Until the early 1900s, the creek’s natural path ran through the middle of town. The channel was moved east of the city, but there’s nothing to keep it from reverting to its old route if back-to-back storms plug the existing channel, Wilkinson said.
The project under re-examination by the corps calls for a debris basin--a damlike structure to catch boulders and trees--near Mupu Elementary School on the outskirts of Santa Paula. The channel would be strengthened for about three miles to the Santa Clara River.
When Vincent and her group fought the project, the plans called for the debris basin to be located near Steckel Park, farther up the scenic canyon. The project, with its basin and concrete-lined channel, was projected to cost about $30 million.
“It was incredibly ill-conceived,” said Vincent, who cited engineering errors by the corps.
The flood dangers were of concern to the group, members said, but it would have been cheaper to keep the creek debris-free so that floodwaters wouldn’t overflow its banks. However, the loss of the creek as a natural environmental habitat was what really drove the group.
“We all had visions of the (concrete-lined) Los Angeles River,” Vincent said. It was at the beginning of the environmental movement, and “environmentalists were wild-eyed radicals,” she said.
The group threw barbecues to raise money and boned up on endangered fish and plants. Donations, often from people who wished to remain anonymous, trickled in, she said.
“We fought a $100,000 lawsuit on $10,000,” she said. The group’s lawyer, Steve Harvey, was a legal rookie, a Santa Paula native who wore cowboy hats and leather-fringed jackets.
Matthew Byrne, a federal judge in Los Angeles, stopped the project with an injunction based on evidence that environmental impacts of the project had not been adequately investigated by the corps.
The project went on hold, and the case became history. Those who spearheaded Friends of the Santa Paula Creek eventually left town.
In the early 1980s, the corps officially dropped the project, citing the cost. But lobbying efforts by county officials have brought it back to life.
What convinced the corps to take another look at the project was the growth of Santa Paula since the project was proposed, said Mary O’Keeffe, a corps spokeswoman in Los Angeles. The re-evaluation will take at least two years, she said. Even then, it is not certain that Congress would authorize funds for the project.
The corps engineers will look at alternatives other than a debris basin near Mupu Elementary School and a concrete-lined channel.

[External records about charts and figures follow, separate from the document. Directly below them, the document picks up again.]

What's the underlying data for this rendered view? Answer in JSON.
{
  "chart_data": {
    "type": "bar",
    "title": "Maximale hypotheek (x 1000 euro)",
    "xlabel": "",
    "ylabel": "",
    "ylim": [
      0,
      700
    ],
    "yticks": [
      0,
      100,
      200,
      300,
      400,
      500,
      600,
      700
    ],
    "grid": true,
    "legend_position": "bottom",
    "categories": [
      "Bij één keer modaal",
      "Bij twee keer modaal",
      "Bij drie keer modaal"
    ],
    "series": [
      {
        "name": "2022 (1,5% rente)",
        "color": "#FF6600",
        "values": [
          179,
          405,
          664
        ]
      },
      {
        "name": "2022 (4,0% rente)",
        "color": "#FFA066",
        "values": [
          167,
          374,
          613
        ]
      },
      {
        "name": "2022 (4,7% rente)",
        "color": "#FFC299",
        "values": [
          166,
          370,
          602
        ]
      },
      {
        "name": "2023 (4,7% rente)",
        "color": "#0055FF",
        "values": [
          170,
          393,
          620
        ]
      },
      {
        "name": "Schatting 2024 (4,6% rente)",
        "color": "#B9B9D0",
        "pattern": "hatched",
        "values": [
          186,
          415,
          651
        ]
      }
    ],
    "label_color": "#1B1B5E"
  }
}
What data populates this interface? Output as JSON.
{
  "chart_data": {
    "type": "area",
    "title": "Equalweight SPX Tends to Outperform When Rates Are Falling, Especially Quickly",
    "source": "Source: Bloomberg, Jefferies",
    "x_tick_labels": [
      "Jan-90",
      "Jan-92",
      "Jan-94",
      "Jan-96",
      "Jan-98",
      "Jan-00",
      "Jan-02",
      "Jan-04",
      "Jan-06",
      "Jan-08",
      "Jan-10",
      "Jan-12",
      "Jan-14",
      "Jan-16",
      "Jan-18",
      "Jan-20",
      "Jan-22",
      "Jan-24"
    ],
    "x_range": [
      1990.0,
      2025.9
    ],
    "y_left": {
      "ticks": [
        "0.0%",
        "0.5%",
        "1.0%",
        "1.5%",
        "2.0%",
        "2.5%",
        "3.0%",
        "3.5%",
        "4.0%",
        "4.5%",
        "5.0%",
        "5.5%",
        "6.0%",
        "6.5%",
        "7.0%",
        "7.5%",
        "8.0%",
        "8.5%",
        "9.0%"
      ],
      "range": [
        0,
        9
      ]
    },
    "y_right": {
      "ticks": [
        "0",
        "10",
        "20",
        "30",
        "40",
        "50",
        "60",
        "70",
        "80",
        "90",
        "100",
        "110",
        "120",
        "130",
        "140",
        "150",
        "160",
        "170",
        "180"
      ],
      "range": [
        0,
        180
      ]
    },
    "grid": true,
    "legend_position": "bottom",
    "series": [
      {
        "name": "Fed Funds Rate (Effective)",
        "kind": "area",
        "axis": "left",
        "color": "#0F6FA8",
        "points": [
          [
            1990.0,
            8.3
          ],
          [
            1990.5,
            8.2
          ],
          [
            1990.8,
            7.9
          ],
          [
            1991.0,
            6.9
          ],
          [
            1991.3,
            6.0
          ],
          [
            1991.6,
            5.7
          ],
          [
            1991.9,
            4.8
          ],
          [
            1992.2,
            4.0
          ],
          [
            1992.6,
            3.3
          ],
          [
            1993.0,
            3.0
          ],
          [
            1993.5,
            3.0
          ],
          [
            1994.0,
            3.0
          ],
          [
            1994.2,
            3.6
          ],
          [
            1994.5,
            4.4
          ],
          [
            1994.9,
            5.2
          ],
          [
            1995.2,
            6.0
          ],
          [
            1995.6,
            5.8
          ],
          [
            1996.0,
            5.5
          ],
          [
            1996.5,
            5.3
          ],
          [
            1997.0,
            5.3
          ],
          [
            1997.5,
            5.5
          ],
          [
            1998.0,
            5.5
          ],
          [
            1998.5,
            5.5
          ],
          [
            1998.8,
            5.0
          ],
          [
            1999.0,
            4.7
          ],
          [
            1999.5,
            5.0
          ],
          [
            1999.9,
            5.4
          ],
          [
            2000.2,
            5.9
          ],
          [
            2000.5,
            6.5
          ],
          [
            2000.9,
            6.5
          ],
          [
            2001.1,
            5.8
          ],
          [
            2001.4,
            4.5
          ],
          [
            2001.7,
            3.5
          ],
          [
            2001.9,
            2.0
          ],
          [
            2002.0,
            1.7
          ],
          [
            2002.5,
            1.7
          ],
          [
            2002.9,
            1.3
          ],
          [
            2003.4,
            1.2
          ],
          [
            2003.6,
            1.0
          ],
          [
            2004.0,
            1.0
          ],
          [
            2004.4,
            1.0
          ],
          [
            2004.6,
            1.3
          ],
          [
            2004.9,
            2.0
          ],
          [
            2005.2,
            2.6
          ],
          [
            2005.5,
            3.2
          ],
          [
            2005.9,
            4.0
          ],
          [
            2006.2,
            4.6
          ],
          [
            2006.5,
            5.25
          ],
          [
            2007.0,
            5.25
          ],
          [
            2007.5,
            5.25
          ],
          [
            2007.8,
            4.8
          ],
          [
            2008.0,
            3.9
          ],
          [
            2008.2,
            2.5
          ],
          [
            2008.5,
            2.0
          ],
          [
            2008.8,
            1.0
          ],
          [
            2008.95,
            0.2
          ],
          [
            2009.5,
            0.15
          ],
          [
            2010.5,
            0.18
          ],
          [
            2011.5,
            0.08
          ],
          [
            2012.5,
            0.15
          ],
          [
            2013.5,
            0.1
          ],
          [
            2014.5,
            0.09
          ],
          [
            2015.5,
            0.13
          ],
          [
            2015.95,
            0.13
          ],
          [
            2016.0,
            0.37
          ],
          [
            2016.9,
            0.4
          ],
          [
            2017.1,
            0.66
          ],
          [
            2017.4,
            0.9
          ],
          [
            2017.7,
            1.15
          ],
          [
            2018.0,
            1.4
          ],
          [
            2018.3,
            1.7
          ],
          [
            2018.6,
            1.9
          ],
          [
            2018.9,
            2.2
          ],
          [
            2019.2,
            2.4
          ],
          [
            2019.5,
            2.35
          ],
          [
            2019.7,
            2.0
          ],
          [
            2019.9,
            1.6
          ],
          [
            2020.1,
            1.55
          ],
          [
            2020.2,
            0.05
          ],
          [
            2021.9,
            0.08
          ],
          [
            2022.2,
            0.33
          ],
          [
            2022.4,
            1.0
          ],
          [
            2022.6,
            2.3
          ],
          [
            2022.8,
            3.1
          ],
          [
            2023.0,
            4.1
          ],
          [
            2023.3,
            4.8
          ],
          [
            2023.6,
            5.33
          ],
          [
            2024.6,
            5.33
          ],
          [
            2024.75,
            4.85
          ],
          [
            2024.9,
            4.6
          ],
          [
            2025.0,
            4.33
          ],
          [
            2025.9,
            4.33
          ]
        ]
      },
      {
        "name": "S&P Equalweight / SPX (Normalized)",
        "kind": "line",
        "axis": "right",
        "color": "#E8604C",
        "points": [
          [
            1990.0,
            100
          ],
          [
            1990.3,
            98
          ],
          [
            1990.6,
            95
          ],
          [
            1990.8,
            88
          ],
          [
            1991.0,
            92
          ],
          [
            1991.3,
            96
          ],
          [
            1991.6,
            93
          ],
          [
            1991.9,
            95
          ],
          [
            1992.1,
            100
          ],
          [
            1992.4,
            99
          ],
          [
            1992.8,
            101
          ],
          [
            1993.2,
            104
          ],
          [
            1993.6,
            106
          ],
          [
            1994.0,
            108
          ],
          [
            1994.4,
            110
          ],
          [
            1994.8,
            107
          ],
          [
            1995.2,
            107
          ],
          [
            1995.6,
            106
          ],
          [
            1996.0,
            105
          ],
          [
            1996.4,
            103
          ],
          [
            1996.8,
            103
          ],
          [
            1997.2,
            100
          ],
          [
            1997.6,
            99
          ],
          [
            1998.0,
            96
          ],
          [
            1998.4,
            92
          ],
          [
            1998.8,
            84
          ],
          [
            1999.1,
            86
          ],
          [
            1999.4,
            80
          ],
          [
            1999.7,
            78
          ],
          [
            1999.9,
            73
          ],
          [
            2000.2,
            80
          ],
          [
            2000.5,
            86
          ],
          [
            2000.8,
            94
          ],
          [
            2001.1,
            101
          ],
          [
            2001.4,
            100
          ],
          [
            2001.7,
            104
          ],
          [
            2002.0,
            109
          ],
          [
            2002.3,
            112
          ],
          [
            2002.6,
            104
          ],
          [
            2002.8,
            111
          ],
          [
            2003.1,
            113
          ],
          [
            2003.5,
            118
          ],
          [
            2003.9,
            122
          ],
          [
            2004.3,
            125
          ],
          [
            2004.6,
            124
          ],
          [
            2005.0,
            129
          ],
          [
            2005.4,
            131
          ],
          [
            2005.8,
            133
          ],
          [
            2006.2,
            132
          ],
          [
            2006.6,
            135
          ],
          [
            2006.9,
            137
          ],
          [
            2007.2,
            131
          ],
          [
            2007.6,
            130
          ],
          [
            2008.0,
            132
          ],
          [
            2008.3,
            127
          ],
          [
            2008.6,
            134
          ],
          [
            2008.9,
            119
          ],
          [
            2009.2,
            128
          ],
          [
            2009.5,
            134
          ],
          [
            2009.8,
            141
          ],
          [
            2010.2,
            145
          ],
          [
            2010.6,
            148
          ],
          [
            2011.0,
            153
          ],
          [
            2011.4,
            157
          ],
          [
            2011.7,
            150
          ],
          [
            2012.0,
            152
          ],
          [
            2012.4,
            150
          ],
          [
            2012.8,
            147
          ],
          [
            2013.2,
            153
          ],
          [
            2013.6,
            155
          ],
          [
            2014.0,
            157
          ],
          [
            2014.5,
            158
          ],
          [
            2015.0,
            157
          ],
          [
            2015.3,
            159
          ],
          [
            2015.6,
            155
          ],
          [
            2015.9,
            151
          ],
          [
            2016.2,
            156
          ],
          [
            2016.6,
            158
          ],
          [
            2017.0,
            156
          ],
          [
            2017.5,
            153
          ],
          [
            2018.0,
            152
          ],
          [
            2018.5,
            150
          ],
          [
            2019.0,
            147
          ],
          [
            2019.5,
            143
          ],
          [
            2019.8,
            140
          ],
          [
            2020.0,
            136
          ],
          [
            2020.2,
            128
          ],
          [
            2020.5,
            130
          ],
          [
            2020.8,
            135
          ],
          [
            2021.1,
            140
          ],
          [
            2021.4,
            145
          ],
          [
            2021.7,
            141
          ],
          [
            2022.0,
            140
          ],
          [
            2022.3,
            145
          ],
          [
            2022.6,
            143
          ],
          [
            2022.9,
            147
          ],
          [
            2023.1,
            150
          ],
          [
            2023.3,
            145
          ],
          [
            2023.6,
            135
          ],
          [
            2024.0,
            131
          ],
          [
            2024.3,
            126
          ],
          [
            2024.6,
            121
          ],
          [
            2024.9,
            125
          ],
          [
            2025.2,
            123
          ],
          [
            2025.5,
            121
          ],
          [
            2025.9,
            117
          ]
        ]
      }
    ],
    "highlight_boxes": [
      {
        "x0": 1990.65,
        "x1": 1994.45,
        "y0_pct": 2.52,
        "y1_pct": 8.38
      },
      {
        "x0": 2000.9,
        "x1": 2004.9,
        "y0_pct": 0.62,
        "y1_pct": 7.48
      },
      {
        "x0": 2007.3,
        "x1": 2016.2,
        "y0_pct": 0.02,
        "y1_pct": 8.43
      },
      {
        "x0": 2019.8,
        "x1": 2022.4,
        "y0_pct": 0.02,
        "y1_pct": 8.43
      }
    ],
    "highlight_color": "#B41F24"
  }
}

“It’s not, slam-dunk, this will be a concrete channel--it’s unfair to say that a concrete channel is a given,” said Gerald J. Nowak, deputy director of public works for the county Flood Control District.

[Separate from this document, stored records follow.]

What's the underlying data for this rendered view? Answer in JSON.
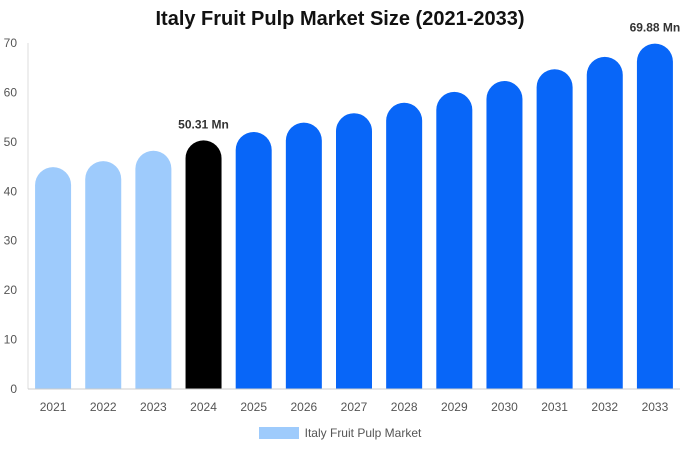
{
  "chart_data": {
    "type": "bar",
    "title": "Italy Fruit Pulp Market Size (2021-2033)",
    "categories": [
      "2021",
      "2022",
      "2023",
      "2024",
      "2025",
      "2026",
      "2027",
      "2028",
      "2029",
      "2030",
      "2031",
      "2032",
      "2033"
    ],
    "series": [
      {
        "name": "Italy Fruit Pulp Market",
        "values": [
          44.9,
          46.1,
          48.2,
          50.31,
          52.0,
          53.9,
          55.8,
          57.9,
          60.1,
          62.3,
          64.7,
          67.2,
          69.88
        ]
      }
    ],
    "data_labels": [
      {
        "category": "2024",
        "text": "50.31 Mn"
      },
      {
        "category": "2033",
        "text": "69.88 Mn"
      }
    ],
    "ylim": [
      0,
      70
    ],
    "yticks": [
      0,
      10,
      20,
      30,
      40,
      50,
      60,
      70
    ],
    "grid": false,
    "legend_position": "bottom",
    "colors": {
      "historical": "#9ecbfc",
      "current": "#000000",
      "forecast": "#0866f8"
    },
    "bar_color_groups": [
      "historical",
      "historical",
      "historical",
      "current",
      "forecast",
      "forecast",
      "forecast",
      "forecast",
      "forecast",
      "forecast",
      "forecast",
      "forecast",
      "forecast"
    ]
  }
}
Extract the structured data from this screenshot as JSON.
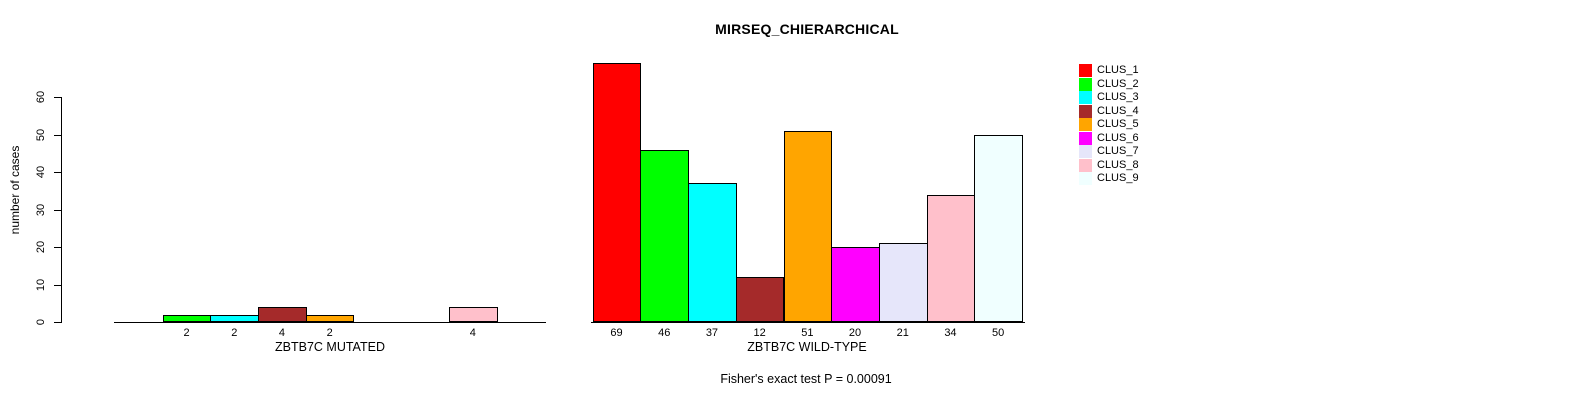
{
  "title": "MIRSEQ_CHIERARCHICAL",
  "y_axis": {
    "label": "number of cases",
    "ticks": [
      "0",
      "10",
      "20",
      "30",
      "40",
      "50",
      "60"
    ]
  },
  "footer": {
    "caption": "Fisher's exact test P = 0.00091"
  },
  "legend": {
    "entries": [
      {
        "label": "CLUS_1",
        "color": "#FF0000"
      },
      {
        "label": "CLUS_2",
        "color": "#00FF00"
      },
      {
        "label": "CLUS_3",
        "color": "#00FFFF"
      },
      {
        "label": "CLUS_4",
        "color": "#A52A2A"
      },
      {
        "label": "CLUS_5",
        "color": "#FFA500"
      },
      {
        "label": "CLUS_6",
        "color": "#FF00FF"
      },
      {
        "label": "CLUS_7",
        "color": "#E6E6FA"
      },
      {
        "label": "CLUS_8",
        "color": "#FFC0CB"
      },
      {
        "label": "CLUS_9",
        "color": "#F0FFFF"
      }
    ]
  },
  "chart_data": {
    "type": "bar",
    "title": "MIRSEQ_CHIERARCHICAL",
    "ylabel": "number of cases",
    "ylim": [
      0,
      60
    ],
    "yticks": [
      0,
      10,
      20,
      30,
      40,
      50,
      60
    ],
    "grid": false,
    "legend_position": "right",
    "categories": [
      "CLUS_1",
      "CLUS_2",
      "CLUS_3",
      "CLUS_4",
      "CLUS_5",
      "CLUS_6",
      "CLUS_7",
      "CLUS_8",
      "CLUS_9"
    ],
    "colors": [
      "#FF0000",
      "#00FF00",
      "#00FFFF",
      "#A52A2A",
      "#FFA500",
      "#FF00FF",
      "#E6E6FA",
      "#FFC0CB",
      "#F0FFFF"
    ],
    "groups": [
      {
        "label": "ZBTB7C MUTATED",
        "values": [
          0,
          2,
          2,
          4,
          2,
          0,
          0,
          4,
          0
        ]
      },
      {
        "label": "ZBTB7C WILD-TYPE",
        "values": [
          69,
          46,
          37,
          12,
          51,
          20,
          21,
          34,
          50
        ]
      }
    ],
    "annotation": "Fisher's exact test P = 0.00091"
  }
}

“I personally favor it,” he said. “I’m not sure anything else will work.”
Wilkinson sees it that way too. “I don’t hold out a lot of hope this thing is going to look like a wild creek when it’s done,” he said.
Local and federal officials insist that environmental concerns won’t be overlooked as the project is re-evaluated, and they hope that the plan would be sensitive to the creek’s ecology.

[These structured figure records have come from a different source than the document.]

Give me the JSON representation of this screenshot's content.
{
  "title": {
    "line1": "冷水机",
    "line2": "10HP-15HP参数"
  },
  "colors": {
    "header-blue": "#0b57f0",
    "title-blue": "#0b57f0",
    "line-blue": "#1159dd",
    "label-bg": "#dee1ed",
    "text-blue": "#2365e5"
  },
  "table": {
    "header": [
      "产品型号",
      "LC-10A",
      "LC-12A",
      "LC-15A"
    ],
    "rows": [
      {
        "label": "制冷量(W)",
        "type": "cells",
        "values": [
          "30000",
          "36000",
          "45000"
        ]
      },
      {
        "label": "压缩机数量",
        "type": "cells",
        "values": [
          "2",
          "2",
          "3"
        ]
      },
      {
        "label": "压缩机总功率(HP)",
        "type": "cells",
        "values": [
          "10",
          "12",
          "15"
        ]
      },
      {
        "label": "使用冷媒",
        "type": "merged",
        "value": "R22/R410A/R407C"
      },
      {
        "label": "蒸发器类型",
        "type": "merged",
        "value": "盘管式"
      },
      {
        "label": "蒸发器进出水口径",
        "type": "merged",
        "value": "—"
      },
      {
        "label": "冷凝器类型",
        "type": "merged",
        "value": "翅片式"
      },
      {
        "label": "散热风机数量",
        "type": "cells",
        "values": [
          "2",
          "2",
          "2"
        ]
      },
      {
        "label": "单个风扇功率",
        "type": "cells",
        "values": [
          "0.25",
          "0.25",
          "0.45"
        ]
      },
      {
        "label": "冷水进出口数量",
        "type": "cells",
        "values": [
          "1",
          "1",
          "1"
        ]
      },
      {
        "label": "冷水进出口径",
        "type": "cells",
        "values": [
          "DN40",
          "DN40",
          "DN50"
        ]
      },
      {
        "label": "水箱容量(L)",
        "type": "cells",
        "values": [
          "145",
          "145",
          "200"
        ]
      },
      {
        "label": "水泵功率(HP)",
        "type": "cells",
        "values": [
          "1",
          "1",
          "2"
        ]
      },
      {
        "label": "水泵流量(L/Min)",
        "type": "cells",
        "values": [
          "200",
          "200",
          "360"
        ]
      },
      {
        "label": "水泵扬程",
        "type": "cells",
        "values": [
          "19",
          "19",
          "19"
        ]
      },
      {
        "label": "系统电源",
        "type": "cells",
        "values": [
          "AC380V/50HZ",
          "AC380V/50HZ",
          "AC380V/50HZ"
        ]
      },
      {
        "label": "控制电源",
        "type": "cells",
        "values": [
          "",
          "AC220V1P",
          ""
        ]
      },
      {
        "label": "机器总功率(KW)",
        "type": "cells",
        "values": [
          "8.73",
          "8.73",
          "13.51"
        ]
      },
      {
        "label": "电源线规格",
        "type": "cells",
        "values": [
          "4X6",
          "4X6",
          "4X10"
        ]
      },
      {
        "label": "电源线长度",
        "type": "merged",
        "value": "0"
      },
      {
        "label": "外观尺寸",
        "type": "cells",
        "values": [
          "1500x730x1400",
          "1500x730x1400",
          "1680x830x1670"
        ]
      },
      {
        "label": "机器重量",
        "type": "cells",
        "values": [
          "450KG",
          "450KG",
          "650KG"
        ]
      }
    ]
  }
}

“We’re always concerned about the environmental impacts,” said Richard Wittenberg, the county’s chief administrative officer. “It’s a matter of weighing the benefits versus the environmental concerns.”
There is no opposition so far to the re-evaluation, officials say. However, Russ Baggerly, senior administrative assistant to county Supervisor Maria VanderKolk, was cautious about the project.
“There are real alternatives to concrete for flood-control channels,” he said. “As the re-evaluation develops, we hope the Board of Supervisors will take an active role in developing alternatives.”
Santa Paula Mayor John Melton said some residents will be delighted that the project may go forward again. Flooding is a real threat to the city, he said.
“You’ve got to control the water,” Melton said, “and without concrete, I don’t think it can be controlled. I hope there won’t be opposition.”
But Vincent’s husband, Richard, who lives in Santa Paula, isn’t sure that the battle is over.
Recalling the fervor of the group that originally opposed the project, Richard Vincent said, “If the corps said yes to the project, I think there would be another fight.”